Time Lurker

Artist: 
Album Title: 
Time Lurker
Release Date: 
Friday, June 2, 2017
Review Type: 

Time Lurker started in 2014 as a solo-outfit for Mick, hailing from the French city of Strasbourg. Intention was to create post-modernistic Black Metal, conceptually based on the nature of humanity, and mankind’s struggle with inner demons, created by our own uncertainty, fears, subconsciousness and failures. It’s meant to be a sonic travel through worlds described by both Jules Verne and H.P. Lovecraft.

Last year, Mick wrote and recorded some tracks, which he released digitally in November and December 2016, under the titles I and Ethereal Hands, both in demonstrational form.
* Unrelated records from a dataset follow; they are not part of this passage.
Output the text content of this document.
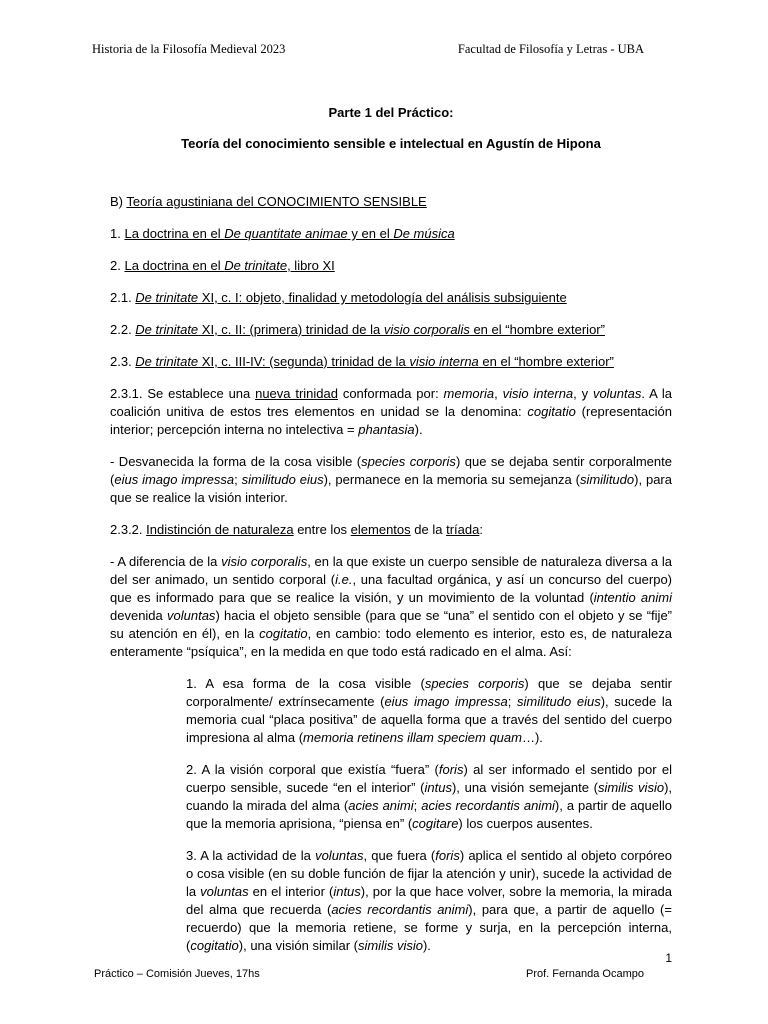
Historia de la Filosofía Medieval 2023	Facultad de Filosofía y Letras - UBA
Parte 1 del Práctico:
Teoría del conocimiento sensible e intelectual en Agustín de Hipona

B) Teoría agustiniana del CONOCIMIENTO SENSIBLE

1. La doctrina en el De quantitate animae y en el De música

2. La doctrina en el De trinitate, libro XI

2.1. De trinitate XI, c. I: objeto, finalidad y metodología del análisis subsiguiente

2.2. De trinitate XI, c. II: (primera) trinidad de la visio corporalis en el “hombre exterior”

2.3. De trinitate XI, c. III-IV: (segunda) trinidad de la visio interna en el “hombre exterior”

2.3.1. Se establece una nueva trinidad conformada por: memoria, visio interna, y voluntas. A la coalición unitiva de estos tres elementos en unidad se la denomina: cogitatio (representación interior; percepción interna no intelectiva = phantasia).

- Desvanecida la forma de la cosa visible (species corporis) que se dejaba sentir corporalmente (eius imago impressa; similitudo eius), permanece en la memoria su semejanza (similitudo), para que se realice la visión interior.

2.3.2. Indistinción de naturaleza entre los elementos de la tríada:

- A diferencia de la visio corporalis, en la que existe un cuerpo sensible de naturaleza diversa a la del ser animado, un sentido corporal (i.e., una facultad orgánica, y así un concurso del cuerpo) que es informado para que se realice la visión, y un movimiento de la voluntad (intentio animi devenida voluntas) hacia el objeto sensible (para que se “una” el sentido con el objeto y se “fije” su atención en él), en la cogitatio, en cambio: todo elemento es interior, esto es, de naturaleza enteramente “psíquica”, en la medida en que todo está radicado en el alma. Así:

1. A esa forma de la cosa visible (species corporis) que se dejaba sentir corporalmente/ extrínsecamente (eius imago impressa; similitudo eius), sucede la memoria cual “placa positiva” de aquella forma que a través del sentido del cuerpo impresiona al alma (memoria retinens illam speciem quam…).

2. A la visión corporal que existía “fuera” (foris) al ser informado el sentido por el cuerpo sensible, sucede “en el interior” (intus), una visión semejante (similis visio), cuando la mirada del alma (acies animi; acies recordantis animi), a partir de aquello que la memoria aprisiona, “piensa en” (cogitare) los cuerpos ausentes.

3. A la actividad de la voluntas, que fuera (foris) aplica el sentido al objeto corpóreo o cosa visible (en su doble función de fijar la atención y unir), sucede la actividad de la voluntas en el interior (intus), por la que hace volver, sobre la memoria, la mirada del alma que recuerda (acies recordantis animi), para que, a partir de aquello (= recuerdo) que la memoria retiene, se forme y surja, en la percepción interna, (cogitatio), una visión similar (similis visio).

1
Práctico – Comisión Jueves, 17hs	Prof. Fernanda Ocampo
Four more tracks were written for an upcoming EP, but recently the fine Les Acteurs De L’Ombre Productions label decided to have these tracks gathered, and to release them properly on CD and vinyl too. FYI: the LP edition lacks the Ethereal Hands single.

For the recording sessions, Mick worked with some guest singers from notorious bands like Rance, Paramnesia, Le Mal Des Ardents and Pyrecult. The double-folded digipack comes with excellent artwork (courtesy of Jo Mot Rot), and the seven tracks last for about forty-nine minutes (forty-one minutes for the LP). The compilation starts with the lengthy tracks Rupture and Judgment, the two pieces on last year’s EP I. Rupture starts quite slow, before exploding, after two minutes and a half, into an overwhelming, asphyxiation whirlwind of oppressing power. This is the kind of Lovecraftian Black Metal that the label sort of characterises, and once again you notice quite immediately that the quality of both song writing and performance (Mick did everything himself) is of a top-level. The combination of thunderous rhythms, hypnotic melodies and grim vocals create one of the most ominous and morbid atmospheres I’ve heard lately. Both pieces balance very organically in between fierce outbursts, integer interludes, atmospheric parts and obscure passages. There is a lot of variation going on, with several tempo-changes, breaks and intermezzi. Above all the whole carries an overwhelming Post-attitude in both sound and performance. More or less the same goes for the digital single Ethereal Hands (not on the vinyl edition), which was written and composed around the same period in Autumn 2016. The devastating grimness of this track is simply suffocative and intoxicating, and even bleaker and more malignant than both tracks on I. It might not be that surprising if I mentioned Moonreich and The Great Old Ones, would it?

The four compositions on the second EP are, with exception of the final one, remarkably shorter than the stuff from 2016: in between two and a half minutes and less than six minutes. They come with a slightly better production quality (not ‘just’ demo recordings) and more of a bombastic sound and dreary atmosphere. But from conceptual / sonic point it goes completely on in the vein of the older material. Here too the combination of blasting eruptions and atmospheric passages is so intelligently balanced, creating an unstoppable need to continue listening again and again, every time sort of discovering new elements. There is more focus on the instrumental execution than the vocal contributions, yet the latter remains so grandiose. The throats in Whispering From Space, for example, are just skull-hammering.

Anyway, fans of the Canadian and French scene in general, and Les Acteurs De L’Ombre Productions’ roster more specifically, have to give this recording a try. It’s the total package (visuals, atmosphere and performance) that convinces, yet the aural thing specifically deserves all respect.